Comment relier, d’une part la situation des esclaves sous le règne de Duvalier en Haïti à la fin des années soixante, et d’autre part le lycée de la Légion d’Honneur de Saint-Denis à côté de Paris, ouvert aux jeunes filles ? A priori, la tâche s’annonce impensable. C’est pourtant ce que réalise Bertrand Bonello avec son dernier long métrage, « Zombi Child », présenté lors de la Quinzaine des Réalisateurs à Cannes en mai dernier.
On met du temps à comprendre effectivement, mais tout s’éclaire à la fin. Le lycée de la Légion d’Honneur, avec sa non mixité, le costume imposé aux adolescentes, la ceinture de couleur qui va de l’épaule à la hanche, la révérence devant la Directrice, les dortoirs, mais aussi son vaste parc et ses 100 % de reçues au Bac, tout concourt à en faire un cas particulier. Bonello s’attarde sur un groupe de 4 lycéennes de terminale, lesquelles se retrouvent la nuit pour y former une sorte de club privé auquel viendra s’adjoindre une nouvelle, originaire d’Haïti, dont la tante s’adonne à la pratique du vaudou.
Le vaudou est en fait le thème central du film. Dès la première image, nous sommes en 1966 aux pires heures de la dictature Duvalier, un homme casse une sorte d’oursin, le cuisine, le déguste et s’empoisonne. Mourra-t-il ? Du moins, on assiste à ses obsèques. On le retrouve plus tard, esclave dans les champs de canne à sucre, d’où il s’échappe et erre dans l’île. On apprendra qu’il a été enterré mi-mort, mi-vivant, la physique quantique a expliqué la chose. Déterré, ramené à la vie, il est zombi et esclave sans moyens de résistance, ni de conscience.

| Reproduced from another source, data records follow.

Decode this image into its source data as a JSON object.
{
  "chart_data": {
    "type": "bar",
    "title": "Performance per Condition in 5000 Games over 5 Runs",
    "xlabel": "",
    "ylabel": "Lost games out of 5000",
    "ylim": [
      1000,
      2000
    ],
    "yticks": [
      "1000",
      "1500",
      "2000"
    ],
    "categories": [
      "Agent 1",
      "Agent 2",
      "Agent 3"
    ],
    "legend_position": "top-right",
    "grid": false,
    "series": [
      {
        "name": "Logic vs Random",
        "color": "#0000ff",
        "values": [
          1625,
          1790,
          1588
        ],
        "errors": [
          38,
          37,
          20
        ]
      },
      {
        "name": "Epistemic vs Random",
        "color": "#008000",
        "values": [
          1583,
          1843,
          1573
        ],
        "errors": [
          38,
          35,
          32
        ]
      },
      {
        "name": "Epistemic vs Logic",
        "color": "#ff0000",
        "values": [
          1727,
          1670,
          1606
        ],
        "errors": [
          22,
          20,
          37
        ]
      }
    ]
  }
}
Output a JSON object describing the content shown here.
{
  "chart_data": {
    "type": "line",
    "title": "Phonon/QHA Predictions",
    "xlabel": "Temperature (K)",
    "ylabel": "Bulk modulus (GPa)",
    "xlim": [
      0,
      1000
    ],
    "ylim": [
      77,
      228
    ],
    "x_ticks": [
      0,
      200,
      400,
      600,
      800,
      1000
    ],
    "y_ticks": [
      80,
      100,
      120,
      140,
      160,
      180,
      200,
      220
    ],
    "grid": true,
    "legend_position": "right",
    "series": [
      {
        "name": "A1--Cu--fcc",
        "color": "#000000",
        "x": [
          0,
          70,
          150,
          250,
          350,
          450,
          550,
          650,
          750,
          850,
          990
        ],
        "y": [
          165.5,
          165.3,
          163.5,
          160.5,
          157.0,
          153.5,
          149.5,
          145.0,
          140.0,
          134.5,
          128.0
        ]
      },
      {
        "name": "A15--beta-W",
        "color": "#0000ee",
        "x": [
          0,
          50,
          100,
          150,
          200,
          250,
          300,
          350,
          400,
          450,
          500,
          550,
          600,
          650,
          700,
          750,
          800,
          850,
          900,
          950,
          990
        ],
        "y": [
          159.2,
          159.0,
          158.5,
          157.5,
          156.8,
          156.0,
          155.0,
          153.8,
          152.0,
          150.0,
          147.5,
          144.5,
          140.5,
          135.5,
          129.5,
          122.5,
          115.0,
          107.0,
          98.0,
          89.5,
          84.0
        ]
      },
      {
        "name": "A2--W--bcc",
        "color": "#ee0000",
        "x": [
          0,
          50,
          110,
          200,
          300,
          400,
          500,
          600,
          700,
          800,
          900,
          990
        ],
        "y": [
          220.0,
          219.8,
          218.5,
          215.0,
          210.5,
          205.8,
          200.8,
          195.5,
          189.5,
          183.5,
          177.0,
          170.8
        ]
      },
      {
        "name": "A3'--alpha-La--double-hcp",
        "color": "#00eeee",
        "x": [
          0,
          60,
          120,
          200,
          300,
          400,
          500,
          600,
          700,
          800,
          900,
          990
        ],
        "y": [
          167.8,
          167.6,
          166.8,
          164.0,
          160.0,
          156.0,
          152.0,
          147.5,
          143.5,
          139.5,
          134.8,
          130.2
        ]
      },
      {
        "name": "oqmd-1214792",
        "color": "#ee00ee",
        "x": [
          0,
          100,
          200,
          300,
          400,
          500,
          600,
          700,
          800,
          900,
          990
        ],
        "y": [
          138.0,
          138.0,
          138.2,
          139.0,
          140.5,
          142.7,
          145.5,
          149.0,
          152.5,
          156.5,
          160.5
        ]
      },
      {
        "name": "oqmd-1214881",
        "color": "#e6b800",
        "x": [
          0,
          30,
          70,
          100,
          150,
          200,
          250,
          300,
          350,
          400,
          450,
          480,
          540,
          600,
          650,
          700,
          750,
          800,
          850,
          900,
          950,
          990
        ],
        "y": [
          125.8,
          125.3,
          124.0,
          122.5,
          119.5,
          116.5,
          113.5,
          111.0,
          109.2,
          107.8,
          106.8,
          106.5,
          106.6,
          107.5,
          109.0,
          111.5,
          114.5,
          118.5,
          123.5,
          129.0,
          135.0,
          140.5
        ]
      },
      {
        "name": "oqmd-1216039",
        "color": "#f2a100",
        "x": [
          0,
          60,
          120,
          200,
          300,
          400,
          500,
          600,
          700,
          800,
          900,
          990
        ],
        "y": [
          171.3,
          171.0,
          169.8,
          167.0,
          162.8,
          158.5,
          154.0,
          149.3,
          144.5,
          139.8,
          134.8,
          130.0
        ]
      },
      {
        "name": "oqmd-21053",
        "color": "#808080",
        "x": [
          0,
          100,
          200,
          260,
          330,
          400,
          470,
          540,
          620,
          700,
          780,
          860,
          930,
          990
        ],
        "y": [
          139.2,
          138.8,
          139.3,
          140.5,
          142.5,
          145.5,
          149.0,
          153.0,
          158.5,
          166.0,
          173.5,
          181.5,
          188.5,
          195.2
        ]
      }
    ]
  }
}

Bonello alterne les séquences haïtiennes dans les années 60 et celles du lycée de la Légion. Le trait qui les unit, c’est évidemment la nouvelle élève, petite fille du zombi. Une ado, membre du club, dépressive, s’en ira trouver la tante et lui demandera de la guérir par une séance de vaudou. Du point de vue cinématographique, la séance, à 1500 € quand même, vaut la peine d’être vue.
La quintette de jeunes filles du Lycée est remarquable de complicité, les 4 « blanches » accueillant la nouvelle, noire de peau. Pas de marque de racisme vis-à-vis d’elle, et l’acceptation de la différence, notamment culturelle. C’est beau. Trop beau ? Film haut en couleurs vives, Bonello nous fait découvrir deux sociétés, aux antipodes, mais avec une vraie chaleur humaine ici et là. Et une actrice magnifique, Wislanda Louimat, au regard d’ange.
Quelques mois après avoir lu le magnifique roman de Yanick Lahens, « Bain de Lune », Prix Fémina 2014, qui m’avait plongé dans l’enfer de l’époque Duvalier et ses Tontons macoutes.